Why interval training works – SHOES-n-FEET

Why interval training works

Posted by Adam Stuhlfaut, Director of Running on

High intensity interval training, also known as HIIT, is one of the biggest fitness trends right now.  Information on this trend is coming from many sources. Academics are devoting lots of research time. Pop culture fitness marketers, such as Runner World with their HIIT training for runners, are using this trend to market new services. Interval training is defined as rounds of intense bouts of exercise follow by periods of rest/recovery.  I have written previously how Interval training has long be lauded by endurance athletes, but we are just starting to learn about why interval training, and particularly HIIT, is so effective in improving many signs of fitness that range from burning fat and toning muscles to making changes on the cellular level. These cellular changes influence changes to V02 max which is one of the most recognized marker of health and fitness. 

V02 is a key marker of heath and fitness

One of the most recognized markers of physical fitness is V02 max.  V02 max is the measure of how efficient your body is in transferring oxygen rich blood to your cells, and how efficient the cells are at using that oxygen. Recent academic studies show that V02 max is closely linked to a person’s health and fitness. In a previous post where I define V02 max based on the Fick Equation, I mentioned a recent study in Sweden and published in the European Journal of Preventative Cardiology   According to a New York Times article about the study, “The study finds that poor physical fitness may be second only to smoking as a risk factor to premature death.” In looking specifically at VO2 (which is the output of the Fick Equation), The New York Times writer points out from the study that “the men in the group with the lowest VO2 max had a 21 percent higher risk of dying prematurely than those with middling aerobic capacity, and about a 42 percent risk of early death than the men who were the most fit.” 

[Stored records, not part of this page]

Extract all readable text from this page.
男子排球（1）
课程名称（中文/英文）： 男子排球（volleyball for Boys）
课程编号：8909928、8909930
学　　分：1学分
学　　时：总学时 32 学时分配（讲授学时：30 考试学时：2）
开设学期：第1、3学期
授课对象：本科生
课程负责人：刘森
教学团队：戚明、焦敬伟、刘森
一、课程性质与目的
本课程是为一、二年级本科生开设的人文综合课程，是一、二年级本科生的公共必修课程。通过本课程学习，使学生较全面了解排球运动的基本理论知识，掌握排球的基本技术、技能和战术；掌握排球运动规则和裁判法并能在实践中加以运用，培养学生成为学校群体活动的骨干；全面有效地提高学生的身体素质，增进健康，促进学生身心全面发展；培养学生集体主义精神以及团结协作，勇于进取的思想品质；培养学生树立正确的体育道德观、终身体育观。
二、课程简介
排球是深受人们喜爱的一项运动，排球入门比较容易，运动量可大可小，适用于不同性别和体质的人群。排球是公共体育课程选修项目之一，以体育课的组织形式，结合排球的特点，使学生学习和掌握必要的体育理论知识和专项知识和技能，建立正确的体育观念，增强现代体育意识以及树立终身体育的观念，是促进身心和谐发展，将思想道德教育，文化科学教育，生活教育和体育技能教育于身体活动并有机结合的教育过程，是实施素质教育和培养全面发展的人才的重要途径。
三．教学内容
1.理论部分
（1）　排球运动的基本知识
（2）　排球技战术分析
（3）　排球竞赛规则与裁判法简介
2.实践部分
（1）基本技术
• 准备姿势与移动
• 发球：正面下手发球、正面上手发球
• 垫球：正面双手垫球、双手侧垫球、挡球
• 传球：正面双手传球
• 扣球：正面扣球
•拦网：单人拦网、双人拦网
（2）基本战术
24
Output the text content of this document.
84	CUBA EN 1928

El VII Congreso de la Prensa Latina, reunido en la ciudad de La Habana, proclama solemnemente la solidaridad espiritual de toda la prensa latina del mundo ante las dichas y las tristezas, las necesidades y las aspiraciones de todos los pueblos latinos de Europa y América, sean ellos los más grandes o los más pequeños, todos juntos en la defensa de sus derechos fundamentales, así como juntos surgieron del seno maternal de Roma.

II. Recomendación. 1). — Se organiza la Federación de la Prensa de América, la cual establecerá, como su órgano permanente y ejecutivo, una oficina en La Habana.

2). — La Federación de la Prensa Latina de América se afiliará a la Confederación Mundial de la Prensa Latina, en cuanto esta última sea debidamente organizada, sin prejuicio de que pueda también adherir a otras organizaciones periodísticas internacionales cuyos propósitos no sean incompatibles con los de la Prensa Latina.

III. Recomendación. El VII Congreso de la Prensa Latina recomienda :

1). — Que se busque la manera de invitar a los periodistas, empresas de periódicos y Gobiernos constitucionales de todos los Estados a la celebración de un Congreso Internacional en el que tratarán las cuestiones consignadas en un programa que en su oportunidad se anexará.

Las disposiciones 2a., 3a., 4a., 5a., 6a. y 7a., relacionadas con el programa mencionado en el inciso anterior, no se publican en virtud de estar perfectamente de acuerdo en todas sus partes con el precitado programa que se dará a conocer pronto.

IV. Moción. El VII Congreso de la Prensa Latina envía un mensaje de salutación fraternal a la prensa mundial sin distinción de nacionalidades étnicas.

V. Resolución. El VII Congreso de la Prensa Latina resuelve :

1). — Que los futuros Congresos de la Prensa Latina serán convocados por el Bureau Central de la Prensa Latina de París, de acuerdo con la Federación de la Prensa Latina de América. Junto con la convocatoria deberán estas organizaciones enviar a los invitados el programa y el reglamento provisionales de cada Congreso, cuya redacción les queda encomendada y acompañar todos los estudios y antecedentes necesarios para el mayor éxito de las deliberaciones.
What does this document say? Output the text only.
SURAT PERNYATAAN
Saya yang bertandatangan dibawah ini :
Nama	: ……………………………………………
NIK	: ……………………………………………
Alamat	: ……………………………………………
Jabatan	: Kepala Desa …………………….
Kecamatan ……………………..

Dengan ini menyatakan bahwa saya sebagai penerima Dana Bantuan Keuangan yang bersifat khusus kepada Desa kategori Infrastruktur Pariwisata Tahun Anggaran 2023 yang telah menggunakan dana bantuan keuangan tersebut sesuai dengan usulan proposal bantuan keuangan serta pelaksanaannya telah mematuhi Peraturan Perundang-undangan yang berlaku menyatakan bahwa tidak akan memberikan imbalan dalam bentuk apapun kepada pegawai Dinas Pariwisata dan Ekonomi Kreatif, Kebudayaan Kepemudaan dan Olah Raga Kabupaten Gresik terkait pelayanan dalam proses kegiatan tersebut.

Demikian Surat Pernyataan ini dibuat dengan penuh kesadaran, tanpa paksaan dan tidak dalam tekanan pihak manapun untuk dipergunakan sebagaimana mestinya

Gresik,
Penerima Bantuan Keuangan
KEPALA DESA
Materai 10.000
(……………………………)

Interval training helps to stress V02 max

To improve your V02 max, you must stress your body at your V02 max. This puts stress on the cells to react and change. According to a recent study, when cells are stressed they look to become more able to handle the stress by creating more mitochondria and making the existing mitochondria work harder.  Mitochondria are free floating organelles in your cells that make the nutrient breakdown system happen.  The more mitochondria a cell has, and the harder they work, the more efficient your cells become.

Interval training helps spend more time stressing V02 max

Because you can only perform at your V02 max for a short time (eight to eleven minutes by many estimates), interval training helps you spend more time at V02 max than during a workout that consists of one bout of all-out effort or steady state cardio.  The below graph illustrates how interval training gets you to spend more time at V02 max in a theoretical twenty-minute workout. In this theoretic workout, steady state training typically doesn’t get you to your V02 max. One hard effort gets your there, but leaves you too depleted for more. A controlled interval training allows the body to reach V02 max for many more minutes.  

interval training verses steady state

Admittedly, there are many assumptions built into the graph that could be discussed. It is intended to only be a representation of different workout types and the amount of time a V02 max would vary per person for different types of workouts.  As always consult with your doctor to make sure you are healthy enough and consult a professional coach to help with workouts.